They are "irrelevant" in the sense that standard first-order logic does not give us a way to systematically treat them, so in translation these more fine-grained distinctions are usually dropped in order to keep the symbolization simple.
For example, in natural language,
Bill has never eaten a hamburger
we should be able to infer
Bill didn't eat a hamburger yesterday
but this deduction is not possible in first-order logic based on the semantics of the verb tenses alone. We would need special predicates and additional axioms in order to carry out such inferences.
Likewise, in order to express the difference (and non-contradictoryness) between
Bill ate a hamburger
Bill will (not) eat a hamburger
we would have to encode the different verb tenses as two different predicates -- like eat-in-the-past and eat-in-the-future.

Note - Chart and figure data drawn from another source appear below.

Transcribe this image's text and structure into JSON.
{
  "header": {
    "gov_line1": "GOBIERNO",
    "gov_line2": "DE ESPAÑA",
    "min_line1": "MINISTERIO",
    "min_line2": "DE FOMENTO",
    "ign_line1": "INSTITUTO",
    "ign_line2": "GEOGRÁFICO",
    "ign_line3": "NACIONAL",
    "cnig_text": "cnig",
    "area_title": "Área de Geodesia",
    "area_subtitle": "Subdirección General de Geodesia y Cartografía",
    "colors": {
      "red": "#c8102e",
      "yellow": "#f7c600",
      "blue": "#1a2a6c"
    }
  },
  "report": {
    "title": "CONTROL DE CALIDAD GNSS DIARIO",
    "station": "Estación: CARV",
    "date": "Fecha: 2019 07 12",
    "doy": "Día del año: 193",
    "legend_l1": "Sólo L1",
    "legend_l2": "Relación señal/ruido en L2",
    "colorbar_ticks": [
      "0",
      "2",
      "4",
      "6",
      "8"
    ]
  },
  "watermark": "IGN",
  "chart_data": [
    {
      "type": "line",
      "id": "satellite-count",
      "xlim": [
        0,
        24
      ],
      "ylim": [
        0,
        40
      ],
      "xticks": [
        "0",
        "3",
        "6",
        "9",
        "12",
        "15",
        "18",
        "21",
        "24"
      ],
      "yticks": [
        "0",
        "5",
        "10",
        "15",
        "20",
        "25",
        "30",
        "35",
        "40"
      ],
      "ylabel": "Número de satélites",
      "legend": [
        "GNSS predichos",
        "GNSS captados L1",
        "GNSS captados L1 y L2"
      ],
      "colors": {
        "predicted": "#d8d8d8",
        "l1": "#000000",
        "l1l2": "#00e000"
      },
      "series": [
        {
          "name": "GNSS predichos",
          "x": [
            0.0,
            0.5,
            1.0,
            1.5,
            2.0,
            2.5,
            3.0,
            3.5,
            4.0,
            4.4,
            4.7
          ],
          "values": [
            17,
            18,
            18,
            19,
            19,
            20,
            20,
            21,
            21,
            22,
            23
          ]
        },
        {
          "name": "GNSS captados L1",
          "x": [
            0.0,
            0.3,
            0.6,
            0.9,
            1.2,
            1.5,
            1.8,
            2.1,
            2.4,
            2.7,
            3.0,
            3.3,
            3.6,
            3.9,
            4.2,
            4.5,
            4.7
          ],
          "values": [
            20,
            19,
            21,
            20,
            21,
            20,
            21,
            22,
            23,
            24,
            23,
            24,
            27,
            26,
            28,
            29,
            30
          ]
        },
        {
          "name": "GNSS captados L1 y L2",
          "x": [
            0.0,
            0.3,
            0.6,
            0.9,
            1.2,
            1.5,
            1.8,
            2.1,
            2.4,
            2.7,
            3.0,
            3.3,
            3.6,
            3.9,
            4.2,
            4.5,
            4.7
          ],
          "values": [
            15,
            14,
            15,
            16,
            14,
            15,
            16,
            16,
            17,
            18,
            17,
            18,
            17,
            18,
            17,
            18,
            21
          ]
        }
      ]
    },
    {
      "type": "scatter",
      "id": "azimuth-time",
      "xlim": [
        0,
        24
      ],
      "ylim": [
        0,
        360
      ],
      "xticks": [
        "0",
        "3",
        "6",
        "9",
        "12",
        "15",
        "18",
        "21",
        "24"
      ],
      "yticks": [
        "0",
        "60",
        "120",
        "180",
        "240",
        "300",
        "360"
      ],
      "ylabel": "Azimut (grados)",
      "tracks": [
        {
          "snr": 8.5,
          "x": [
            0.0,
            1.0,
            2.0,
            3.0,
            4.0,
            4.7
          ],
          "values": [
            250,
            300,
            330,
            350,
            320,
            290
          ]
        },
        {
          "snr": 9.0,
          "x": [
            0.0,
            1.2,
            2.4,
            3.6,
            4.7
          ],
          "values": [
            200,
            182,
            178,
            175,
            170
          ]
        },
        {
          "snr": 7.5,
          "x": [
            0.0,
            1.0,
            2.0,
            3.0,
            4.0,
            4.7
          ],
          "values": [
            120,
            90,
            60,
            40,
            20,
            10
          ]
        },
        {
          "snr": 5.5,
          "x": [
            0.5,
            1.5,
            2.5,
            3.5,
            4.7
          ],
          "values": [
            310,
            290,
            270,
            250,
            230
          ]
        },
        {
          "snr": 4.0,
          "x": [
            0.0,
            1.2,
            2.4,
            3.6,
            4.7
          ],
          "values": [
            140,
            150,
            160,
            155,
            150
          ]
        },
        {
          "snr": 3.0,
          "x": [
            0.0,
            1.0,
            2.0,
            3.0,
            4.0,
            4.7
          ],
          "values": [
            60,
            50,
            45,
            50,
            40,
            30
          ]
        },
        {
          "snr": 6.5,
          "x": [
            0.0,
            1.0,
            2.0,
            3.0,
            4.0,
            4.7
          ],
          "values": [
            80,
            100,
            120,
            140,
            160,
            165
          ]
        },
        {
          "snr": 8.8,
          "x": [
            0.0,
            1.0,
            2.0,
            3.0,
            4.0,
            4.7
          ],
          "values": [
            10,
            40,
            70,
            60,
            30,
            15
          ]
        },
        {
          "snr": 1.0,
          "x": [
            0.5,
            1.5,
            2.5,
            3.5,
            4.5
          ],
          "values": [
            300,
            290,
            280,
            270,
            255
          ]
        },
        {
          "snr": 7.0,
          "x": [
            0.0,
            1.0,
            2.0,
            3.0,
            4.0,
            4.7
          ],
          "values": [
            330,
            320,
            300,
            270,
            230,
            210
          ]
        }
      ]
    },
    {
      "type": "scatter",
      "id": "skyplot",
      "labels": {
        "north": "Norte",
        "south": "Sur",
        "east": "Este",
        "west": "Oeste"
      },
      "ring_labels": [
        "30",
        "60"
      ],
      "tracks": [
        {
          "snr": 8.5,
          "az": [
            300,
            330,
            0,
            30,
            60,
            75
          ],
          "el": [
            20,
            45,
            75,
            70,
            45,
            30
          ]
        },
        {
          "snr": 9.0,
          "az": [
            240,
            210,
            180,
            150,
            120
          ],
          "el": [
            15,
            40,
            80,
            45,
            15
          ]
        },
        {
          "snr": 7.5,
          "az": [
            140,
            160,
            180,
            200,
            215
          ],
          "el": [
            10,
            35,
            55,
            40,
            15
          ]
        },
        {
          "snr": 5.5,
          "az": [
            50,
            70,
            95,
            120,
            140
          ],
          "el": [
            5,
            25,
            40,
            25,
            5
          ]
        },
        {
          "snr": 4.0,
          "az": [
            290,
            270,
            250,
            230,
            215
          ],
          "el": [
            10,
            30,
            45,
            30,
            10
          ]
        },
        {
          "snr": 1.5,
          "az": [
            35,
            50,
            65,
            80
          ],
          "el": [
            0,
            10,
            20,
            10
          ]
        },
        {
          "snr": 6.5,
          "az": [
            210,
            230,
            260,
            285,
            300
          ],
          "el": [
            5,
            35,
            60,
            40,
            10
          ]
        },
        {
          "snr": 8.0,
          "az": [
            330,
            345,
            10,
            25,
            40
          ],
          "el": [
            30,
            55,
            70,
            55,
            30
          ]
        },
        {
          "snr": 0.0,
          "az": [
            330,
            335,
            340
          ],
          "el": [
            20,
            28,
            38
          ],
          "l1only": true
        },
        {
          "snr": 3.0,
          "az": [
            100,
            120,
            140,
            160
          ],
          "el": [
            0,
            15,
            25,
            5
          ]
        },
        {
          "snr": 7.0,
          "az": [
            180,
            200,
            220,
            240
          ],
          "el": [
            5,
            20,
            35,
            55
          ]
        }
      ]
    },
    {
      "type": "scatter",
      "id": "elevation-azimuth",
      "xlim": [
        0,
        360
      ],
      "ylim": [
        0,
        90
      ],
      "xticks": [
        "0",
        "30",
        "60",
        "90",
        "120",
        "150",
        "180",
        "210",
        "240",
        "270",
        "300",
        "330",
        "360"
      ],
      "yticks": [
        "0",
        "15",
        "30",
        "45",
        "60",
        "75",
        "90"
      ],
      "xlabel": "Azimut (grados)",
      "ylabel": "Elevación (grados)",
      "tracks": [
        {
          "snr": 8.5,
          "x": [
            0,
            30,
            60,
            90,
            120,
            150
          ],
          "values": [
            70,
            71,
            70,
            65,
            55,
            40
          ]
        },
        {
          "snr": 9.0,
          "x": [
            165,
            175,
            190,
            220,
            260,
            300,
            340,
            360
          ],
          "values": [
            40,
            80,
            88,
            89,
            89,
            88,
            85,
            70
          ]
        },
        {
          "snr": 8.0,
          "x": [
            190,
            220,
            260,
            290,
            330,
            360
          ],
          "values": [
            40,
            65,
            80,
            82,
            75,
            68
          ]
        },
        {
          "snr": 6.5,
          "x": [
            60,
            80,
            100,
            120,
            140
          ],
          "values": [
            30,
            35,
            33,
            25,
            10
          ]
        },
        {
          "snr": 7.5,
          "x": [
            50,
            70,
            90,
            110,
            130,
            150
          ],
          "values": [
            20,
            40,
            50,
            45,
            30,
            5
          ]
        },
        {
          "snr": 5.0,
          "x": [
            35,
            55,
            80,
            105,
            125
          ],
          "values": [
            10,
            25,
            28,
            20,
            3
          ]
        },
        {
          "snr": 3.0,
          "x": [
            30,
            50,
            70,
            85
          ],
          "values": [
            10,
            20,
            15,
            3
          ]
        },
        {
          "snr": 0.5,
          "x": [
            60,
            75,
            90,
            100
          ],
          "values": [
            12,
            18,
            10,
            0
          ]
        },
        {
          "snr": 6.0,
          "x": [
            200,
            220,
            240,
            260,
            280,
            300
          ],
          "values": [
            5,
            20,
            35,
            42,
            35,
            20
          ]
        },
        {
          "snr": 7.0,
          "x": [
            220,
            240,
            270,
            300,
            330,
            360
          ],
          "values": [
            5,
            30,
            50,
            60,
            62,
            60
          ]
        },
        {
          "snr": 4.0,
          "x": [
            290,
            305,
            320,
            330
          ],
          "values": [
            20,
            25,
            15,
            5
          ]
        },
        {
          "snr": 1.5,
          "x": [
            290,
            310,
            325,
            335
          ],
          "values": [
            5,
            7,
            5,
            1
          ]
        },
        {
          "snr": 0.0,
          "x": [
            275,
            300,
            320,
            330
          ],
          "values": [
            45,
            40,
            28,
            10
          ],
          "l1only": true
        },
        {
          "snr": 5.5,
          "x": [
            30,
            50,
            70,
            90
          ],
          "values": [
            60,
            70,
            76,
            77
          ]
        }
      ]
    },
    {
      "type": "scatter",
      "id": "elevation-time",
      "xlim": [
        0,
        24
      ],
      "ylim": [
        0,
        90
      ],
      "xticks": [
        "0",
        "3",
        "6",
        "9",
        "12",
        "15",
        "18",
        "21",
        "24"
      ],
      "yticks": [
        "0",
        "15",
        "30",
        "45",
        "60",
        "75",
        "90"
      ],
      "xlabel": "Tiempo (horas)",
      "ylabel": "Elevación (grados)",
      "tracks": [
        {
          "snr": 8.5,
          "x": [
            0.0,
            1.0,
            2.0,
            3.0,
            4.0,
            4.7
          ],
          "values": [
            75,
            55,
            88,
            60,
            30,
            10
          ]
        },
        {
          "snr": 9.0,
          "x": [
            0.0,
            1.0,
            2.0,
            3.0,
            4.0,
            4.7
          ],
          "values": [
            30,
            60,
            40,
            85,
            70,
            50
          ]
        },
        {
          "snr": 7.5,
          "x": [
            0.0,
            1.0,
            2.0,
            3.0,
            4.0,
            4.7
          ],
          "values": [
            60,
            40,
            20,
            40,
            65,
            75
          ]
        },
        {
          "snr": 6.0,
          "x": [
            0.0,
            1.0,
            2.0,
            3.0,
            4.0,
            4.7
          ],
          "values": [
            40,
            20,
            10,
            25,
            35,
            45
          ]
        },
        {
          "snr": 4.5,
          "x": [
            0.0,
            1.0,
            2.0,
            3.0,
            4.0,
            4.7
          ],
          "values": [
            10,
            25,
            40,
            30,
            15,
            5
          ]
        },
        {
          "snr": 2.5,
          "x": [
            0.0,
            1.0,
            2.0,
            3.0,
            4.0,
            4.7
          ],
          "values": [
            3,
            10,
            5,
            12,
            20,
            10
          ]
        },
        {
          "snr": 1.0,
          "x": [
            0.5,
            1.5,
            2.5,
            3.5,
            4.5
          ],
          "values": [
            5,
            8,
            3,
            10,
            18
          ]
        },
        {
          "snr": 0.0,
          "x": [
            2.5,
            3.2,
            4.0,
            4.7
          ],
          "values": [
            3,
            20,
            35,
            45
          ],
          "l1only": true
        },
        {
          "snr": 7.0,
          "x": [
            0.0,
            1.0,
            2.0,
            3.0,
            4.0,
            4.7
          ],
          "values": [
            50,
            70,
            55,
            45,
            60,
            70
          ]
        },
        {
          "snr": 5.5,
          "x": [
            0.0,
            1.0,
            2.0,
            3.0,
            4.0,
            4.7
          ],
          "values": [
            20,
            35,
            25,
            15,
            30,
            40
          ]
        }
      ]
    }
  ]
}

Such a symbolization is of course possible, and if you do it this way, there results no contradiction in negating the one of them. But such a more fine-grained symbolization that explicitly encodes tense is usually not done -- and this is what is presumably meant by your source by "verb tense is irrelevant for logic" -- because for the valid arguments that elementary logic can treat, tense does not play a role, since it is not systematically "recognized" by the logic anyway, so we might as well keep the language simple and, in the translation, drop the additional complication of tense that the logic doesn't "understand" anyway.
Whether we say 1. "If Bill is hungry, he eats a hamburger", 2. "Bill is hungry", 3. Therefore "Bill eats a hamburger" or 1. "If Bill is hungry, he will eat a hamburger, 2. "Bill is hungry", 3. Therefore "Bill will eat a hamburger", both inferences can be formalized by symbolizing the different tenses of "eat" as just "eat", and the inference will work in both cases, because the only thing that plays a role for the validity of the argument is modus ponens, and not whether the event expressed by the predication takes place now, in the past or in the future.
The arguments where the difference in time does matter, like the inference presented in my first example, can not be formally treated by standard logic anyway. And for all the inferences that are analyzable with standard logic, it makes no difference whether we talk about now or the past or the future. So for the sake of keeping the language simple and not have overly long predicates we can just translate all of them as "eat" and know as a background assumption that with this translation we mean now or the past or the future.
But that means that when we do want to express more fine-grained distinctions like truth of predications at different points of times, this needs to be done by an explicit (and not very elegant) treatment in the translation by symbolizing the different verb tenses as different predicates that are independent of each other, because FOL itself does not distinguish between different points in time by itself, it only knows predicates and any statement is considered to be evaluated at the same "time".
In order to treat tense and carry out inferences like the one above in a systematic way that more closely reflects how we do it in natural language, we need to enrich the logic and make use of systems like temporal logic or modal logic (or combinations thereof) -- these systems can treat predications under different tenses, but they are not what is usually referred to by ordinary "logic" (which would be standard classical propositional or first-order logic).